By: Michael Blinick, Partner & Simren Dhother, Articling Student

When commencing an action, there is an obligation on a plaintiff to identify and pursue all parties that may be liable for a loss. Through further investigation and in the usual course of advancing an action, the plaintiff may learn that one or more of the named defendants is not in fact liable for the claimed losses. In such an occurrence, the plaintiff will frequently propose a dismissal or discontinuance of the action as against the specific non-liable party only and will often propose to do so on a “without costs basis” – meaning that each party swallows the litigation costs incurred in advancing the litigation to this point. Despite such an offer, defendants are often reluctant to accept a dismissal without costs and will often want to recover the costs that have been incurred.

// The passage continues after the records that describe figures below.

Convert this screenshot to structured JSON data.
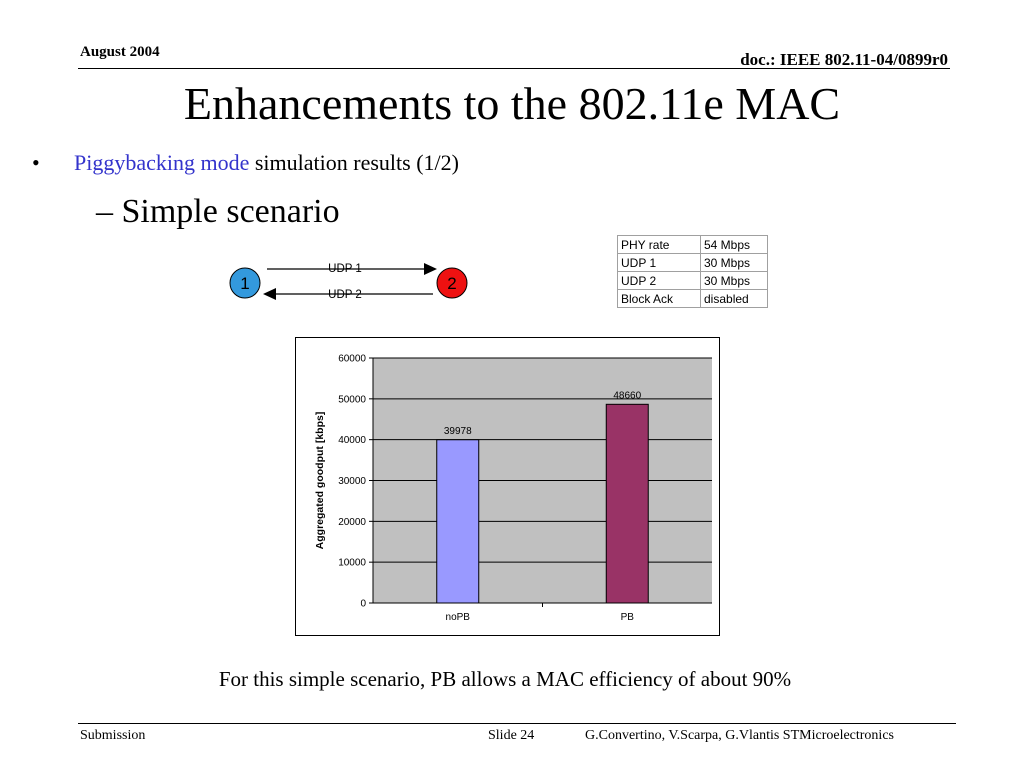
{
  "header": {
    "date": "August 2004",
    "doc": "doc.: IEEE 802.11-04/0899r0"
  },
  "title": "Enhancements to the 802.11e MAC",
  "bullets": {
    "symbol": "•",
    "level1_highlight": "Piggybacking mode",
    "level1_rest": " simulation results (1/2)",
    "level2": "– Simple scenario"
  },
  "diagram": {
    "node1": {
      "label": "1",
      "color": "#3399dd"
    },
    "node2": {
      "label": "2",
      "color": "#ee1111"
    },
    "flow1": "UDP 1",
    "flow2": "UDP 2"
  },
  "params": {
    "rows": [
      {
        "name": "PHY rate",
        "value": "54 Mbps"
      },
      {
        "name": "UDP 1",
        "value": "30 Mbps"
      },
      {
        "name": "UDP 2",
        "value": "30 Mbps"
      },
      {
        "name": "Block Ack",
        "value": "disabled"
      }
    ]
  },
  "chart_data": {
    "type": "bar",
    "categories": [
      "noPB",
      "PB"
    ],
    "values": [
      39978,
      48660
    ],
    "data_labels": [
      "39978",
      "48660"
    ],
    "colors": [
      "#9999ff",
      "#993366"
    ],
    "ylabel": "Aggregated goodput [kbps]",
    "xlabel": "",
    "title": "",
    "ylim": [
      0,
      60000
    ],
    "yticks": [
      0,
      10000,
      20000,
      30000,
      40000,
      50000,
      60000
    ],
    "grid": true,
    "plot_background": "#c0c0c0"
  },
  "caption": "For this simple scenario, PB allows a MAC efficiency of about 90%",
  "footer": {
    "left": "Submission",
    "slide": "Slide 24",
    "authors": "G.Convertino, V.Scarpa, G.Vlantis  STMicroelectronics"
  }
}
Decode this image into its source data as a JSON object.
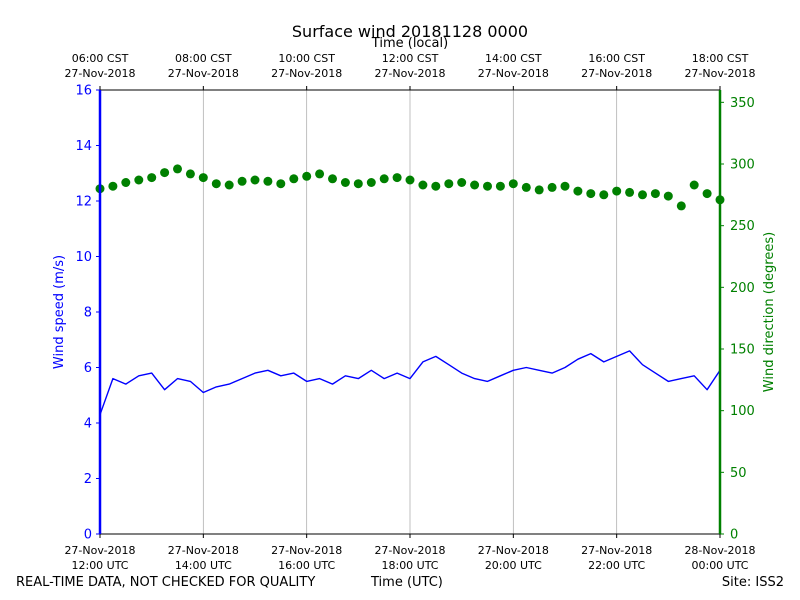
{
  "chart_data": {
    "type": "line",
    "title": "Surface wind 20181128 0000",
    "top_axis_label": "Time (local)",
    "xlabel": "Time (UTC)",
    "ylabel_left": "Wind speed (m/s)",
    "ylabel_right": "Wind direction (degrees)",
    "grid": "vertical",
    "x_range_hours_utc": [
      12,
      24
    ],
    "ylim_left": [
      0,
      16
    ],
    "ylim_right": [
      0,
      360
    ],
    "yticks_left": [
      "0",
      "2",
      "4",
      "6",
      "8",
      "10",
      "12",
      "14",
      "16"
    ],
    "yticks_right": [
      "0",
      "50",
      "100",
      "150",
      "200",
      "250",
      "300",
      "350"
    ],
    "bottom_ticks": [
      {
        "hour": 12,
        "line1": "27-Nov-2018",
        "line2": "12:00 UTC"
      },
      {
        "hour": 14,
        "line1": "27-Nov-2018",
        "line2": "14:00 UTC"
      },
      {
        "hour": 16,
        "line1": "27-Nov-2018",
        "line2": "16:00 UTC"
      },
      {
        "hour": 18,
        "line1": "27-Nov-2018",
        "line2": "18:00 UTC"
      },
      {
        "hour": 20,
        "line1": "27-Nov-2018",
        "line2": "20:00 UTC"
      },
      {
        "hour": 22,
        "line1": "27-Nov-2018",
        "line2": "22:00 UTC"
      },
      {
        "hour": 24,
        "line1": "28-Nov-2018",
        "line2": "00:00 UTC"
      }
    ],
    "top_ticks": [
      {
        "hour": 12,
        "line1": "06:00 CST",
        "line2": "27-Nov-2018"
      },
      {
        "hour": 14,
        "line1": "08:00 CST",
        "line2": "27-Nov-2018"
      },
      {
        "hour": 16,
        "line1": "10:00 CST",
        "line2": "27-Nov-2018"
      },
      {
        "hour": 18,
        "line1": "12:00 CST",
        "line2": "27-Nov-2018"
      },
      {
        "hour": 20,
        "line1": "14:00 CST",
        "line2": "27-Nov-2018"
      },
      {
        "hour": 22,
        "line1": "16:00 CST",
        "line2": "27-Nov-2018"
      },
      {
        "hour": 24,
        "line1": "18:00 CST",
        "line2": "27-Nov-2018"
      }
    ],
    "series": [
      {
        "name": "Wind speed",
        "axis": "left",
        "style": "line",
        "color": "#0000ff",
        "hours": [
          12.0,
          12.25,
          12.5,
          12.75,
          13.0,
          13.25,
          13.5,
          13.75,
          14.0,
          14.25,
          14.5,
          14.75,
          15.0,
          15.25,
          15.5,
          15.75,
          16.0,
          16.25,
          16.5,
          16.75,
          17.0,
          17.25,
          17.5,
          17.75,
          18.0,
          18.25,
          18.5,
          18.75,
          19.0,
          19.25,
          19.5,
          19.75,
          20.0,
          20.25,
          20.5,
          20.75,
          21.0,
          21.25,
          21.5,
          21.75,
          22.0,
          22.25,
          22.5,
          22.75,
          23.0,
          23.25,
          23.5,
          23.75,
          24.0
        ],
        "values": [
          4.3,
          5.6,
          5.4,
          5.7,
          5.8,
          5.2,
          5.6,
          5.5,
          5.1,
          5.3,
          5.4,
          5.6,
          5.8,
          5.9,
          5.7,
          5.8,
          5.5,
          5.6,
          5.4,
          5.7,
          5.6,
          5.9,
          5.6,
          5.8,
          5.6,
          6.2,
          6.4,
          6.1,
          5.8,
          5.6,
          5.5,
          5.7,
          5.9,
          6.0,
          5.9,
          5.8,
          6.0,
          6.3,
          6.5,
          6.2,
          6.4,
          6.6,
          6.1,
          5.8,
          5.5,
          5.6,
          5.7,
          5.2,
          5.9
        ]
      },
      {
        "name": "Wind direction",
        "axis": "right",
        "style": "markers",
        "color": "#008000",
        "hours": [
          12.0,
          12.25,
          12.5,
          12.75,
          13.0,
          13.25,
          13.5,
          13.75,
          14.0,
          14.25,
          14.5,
          14.75,
          15.0,
          15.25,
          15.5,
          15.75,
          16.0,
          16.25,
          16.5,
          16.75,
          17.0,
          17.25,
          17.5,
          17.75,
          18.0,
          18.25,
          18.5,
          18.75,
          19.0,
          19.25,
          19.5,
          19.75,
          20.0,
          20.25,
          20.5,
          20.75,
          21.0,
          21.25,
          21.5,
          21.75,
          22.0,
          22.25,
          22.5,
          22.75,
          23.0,
          23.25,
          23.5,
          23.75,
          24.0
        ],
        "values": [
          280,
          282,
          285,
          287,
          289,
          293,
          296,
          292,
          289,
          284,
          283,
          286,
          287,
          286,
          284,
          288,
          290,
          292,
          288,
          285,
          284,
          285,
          288,
          289,
          287,
          283,
          282,
          284,
          285,
          283,
          282,
          282,
          284,
          281,
          279,
          281,
          282,
          278,
          276,
          275,
          278,
          277,
          275,
          276,
          274,
          266,
          283,
          276,
          271
        ]
      }
    ]
  },
  "footer": {
    "left": "REAL-TIME DATA, NOT CHECKED FOR QUALITY",
    "center": "Time (UTC)",
    "right": "Site: ISS2"
  },
  "colors": {
    "speed": "#0000ff",
    "direction": "#008000",
    "grid": "#b0b0b0"
  }
}
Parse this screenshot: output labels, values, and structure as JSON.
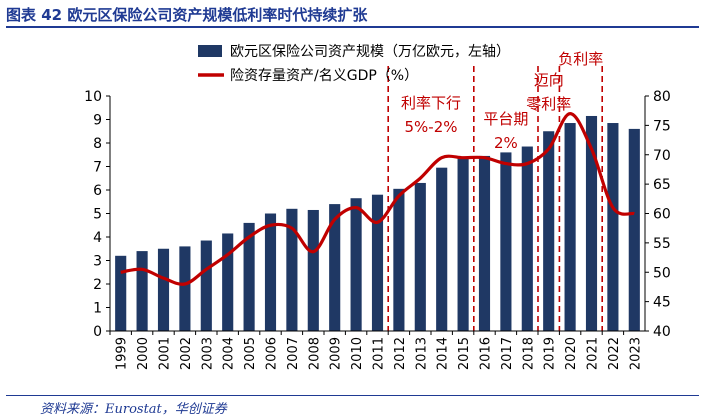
{
  "header": {
    "title": "图表 42  欧元区保险公司资产规模低利率时代持续扩张"
  },
  "footer": {
    "source": "资料来源：Eurostat，华创证券"
  },
  "colors": {
    "bar": "#1f3864",
    "line": "#c00000",
    "annotation": "#c00000",
    "title": "#1f3a93"
  },
  "chart_data": {
    "type": "bar+line",
    "categories": [
      "1999",
      "2000",
      "2001",
      "2002",
      "2003",
      "2004",
      "2005",
      "2006",
      "2007",
      "2008",
      "2009",
      "2010",
      "2011",
      "2012",
      "2013",
      "2014",
      "2015",
      "2016",
      "2017",
      "2018",
      "2019",
      "2020",
      "2021",
      "2022",
      "2023"
    ],
    "series": [
      {
        "name": "欧元区保险公司资产规模（万亿欧元，左轴）",
        "type": "bar",
        "axis": "left",
        "values": [
          3.2,
          3.4,
          3.5,
          3.6,
          3.85,
          4.15,
          4.6,
          5.0,
          5.2,
          5.15,
          5.4,
          5.65,
          5.8,
          6.05,
          6.3,
          6.95,
          7.35,
          7.45,
          7.6,
          7.85,
          8.5,
          8.85,
          9.15,
          8.85,
          8.6
        ]
      },
      {
        "name": "险资存量资产/名义GDP（%）",
        "type": "line",
        "axis": "right",
        "values": [
          50.0,
          50.5,
          49.0,
          48.0,
          50.5,
          53.0,
          56.0,
          58.0,
          57.5,
          53.5,
          59.0,
          61.0,
          58.5,
          63.0,
          66.0,
          69.5,
          69.5,
          69.5,
          68.5,
          68.5,
          71.0,
          77.0,
          71.0,
          61.0,
          60.0
        ]
      }
    ],
    "y_left": {
      "min": 0,
      "max": 10,
      "ticks": [
        0,
        1,
        2,
        3,
        4,
        5,
        6,
        7,
        8,
        9,
        10
      ]
    },
    "y_right": {
      "min": 40,
      "max": 80,
      "ticks": [
        40,
        45,
        50,
        55,
        60,
        65,
        70,
        75,
        80
      ]
    },
    "legend_position": "top",
    "annotations": [
      {
        "lines": [
          "利率下行",
          "5%-2%"
        ],
        "period_start": "2011",
        "period_end": "2015"
      },
      {
        "lines": [
          "平台期",
          "2%"
        ],
        "period_start": "2015",
        "period_end": "2018"
      },
      {
        "lines": [
          "迈向",
          "零利率"
        ],
        "period_start": "2018",
        "period_end": "2019"
      },
      {
        "lines": [
          "负利率"
        ],
        "period_start": "2019",
        "period_end": "2021"
      }
    ],
    "dashed_dividers_after": [
      "2011",
      "2015",
      "2018",
      "2019",
      "2021"
    ]
  }
}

Ontario’s Rules of Civil Procedure recognize that defendants or third parties may have incurred a substantial amount of money in defending an action that the plaintiff subsequently seeks to discontinue. In such cases, the party being let out of the action can bring a motion seeking its costs. However, just because a party requests their costs does not mean that costs will automatically be awarded. This was previously addressed in Kavanagh v the Estate of Pierrette Feihl (2016 ONSC 7886) where the Court set out that it is only appropriate to seek costs where the claim was frivolous or vexatious or pursued in bad faith.

The Court of Appeal for Ontario has recently confirmed that courts are to apply the “justified action” or “exceptional circumstances” test when determining whether compensation for the defence costs incurred by a party should be awarded. The ruling in Nesbitt v Jeffery (2022 ONCA 702) arose after a party (the Ministry of Transportation or “MTO”) was offered to be let out of the action on a without costs basis after undergoing examinations for discovery and 5 days after having answered its undertakings. The MTO was unwilling to accept the without costs discontinuance that was offered and, instead, brought a motion pursuant to Rule 23.05 seeking an Order for its incurred defence costs.

In reviewing the facts and the applicable case law, the Court found that it was not reasonable for the MTO to insist on costs when it was offered to be released from the litigation within 5 days of answering undertakings. Furthermore, the Court found that there was nothing frivolous or vexatious in the action that was initiated as against the MTO. The Court was unsatisfied with the MTO’s position that it should be awarded its costs and, instead, awarded costs as against the MTO for unsuccessfully bringing the motion to recover its costs.

The MTO’s decision to pursue its costs despite the without costs offer being viewed as reasonable was a clear factor in the lower court’s use of its discretionary authority to reject the MTO’s request for the defence costs that it had incurred. As a result, costs were awarded as against the MTO for its unsuccessful motion. In this respect, the Court of Appeal confirmed that it was within the motion judge’s discretion to award costs and the MTO’s motion for costs was unsuccessful.

The key takeaway in this decision is that a party that rejects an offer to go out without costs and maintains the litigation for the sole purpose of recovering the costs that had been incurred may ultimately find itself paying costs. Given this, it is often wise for a defendant to ‘hold its nose’ and accept the without costs dismissal. In other words, achieving the success of a single may not seem like an achievement but it is much better than playing hardball and striking out.